I shall be informed by the gentlemen on the other side, that this is like a mortgage. I take it to be very different. A mortgage is an actual conveyance of the legal title by the immediate act of the owner of the land, and on payment, requires a reconveyance thereof to revest the same. This is only a lien by operation of law, which may be discharged by many ways without any act of the debtor, either by the act of limitation, or a dis» charge out of custody on a ca. sa.
Key, for the appellee.
This is a case of a scire facias on a judgment obtained against Mark Alexander, against *147the terretenants of the lands sold by him, after the judgment, and before the payment into the treasury.

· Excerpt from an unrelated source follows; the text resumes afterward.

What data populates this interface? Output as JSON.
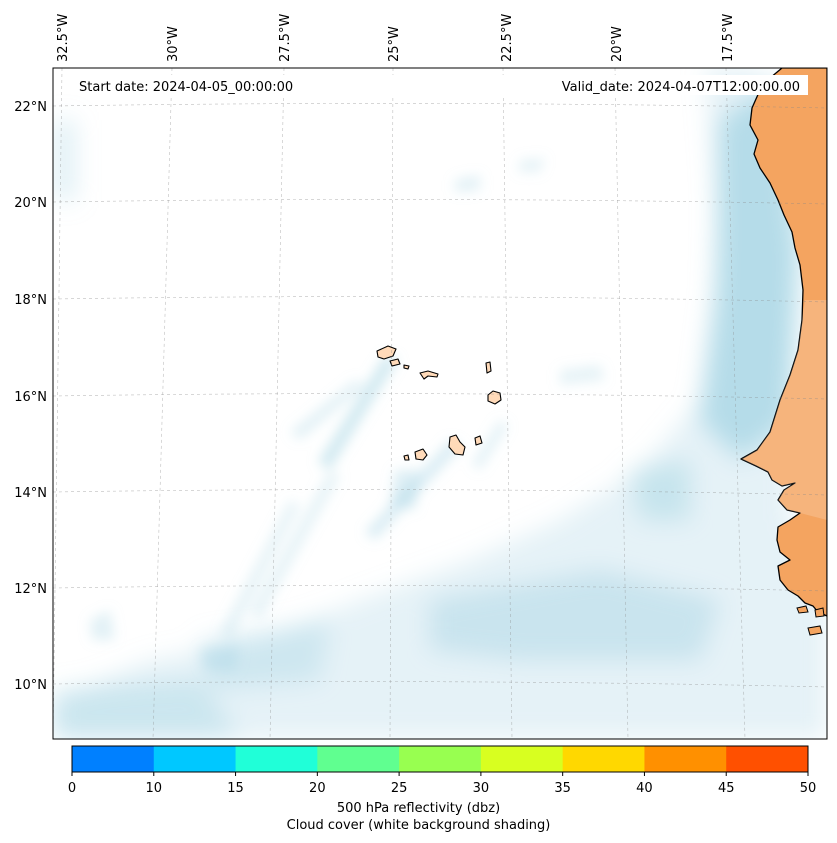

A judgment, by the laws of this state, binds lands from the time of signing the judgment,, and not only in the hands of the debtor, but also in the hands of his assignee. It seems, therefore, extraordinary, to suppose that the payment made by Alexander could extinguish the lien on the land, and that under the treaty it is void as against the person or chattels. Certainly if it is void as to any purpose, it must be to all. The treaty does away the payment as effectually as if it had never been made.
The judgment bound the land, and created a lien as effectually as a mortgage, or a marriage settlement. The fifth article of the treaty gives a remedy against lands in such cases, even where there has been an actual confiscation. This is going much beyond the 4th article ; and is it possible to conceive that the lien shall continue where there has been an actual confiscation and sale by the state, and not where there has been a sale by a private individual?
Suppose a mortgagor had paid in money, and then sold the mortgaged premises, should not the creditor have recourse to the mortgaged premises ? And certainly the case of a judgment creditor is as strong a case as that of a mortgagee. The debt was never extinguished, consequently, the lien was not. The treaty removed the impediment, and revived the remedy, not partially, but wholly and unconditionally.
The court of appeals, at June term, 1795, reversed the judgment of the general court.
The judgment of the court of appeals was afterwards reversed in the supreme court of the United States. See 3 Dallas’s Reports, 199. 342.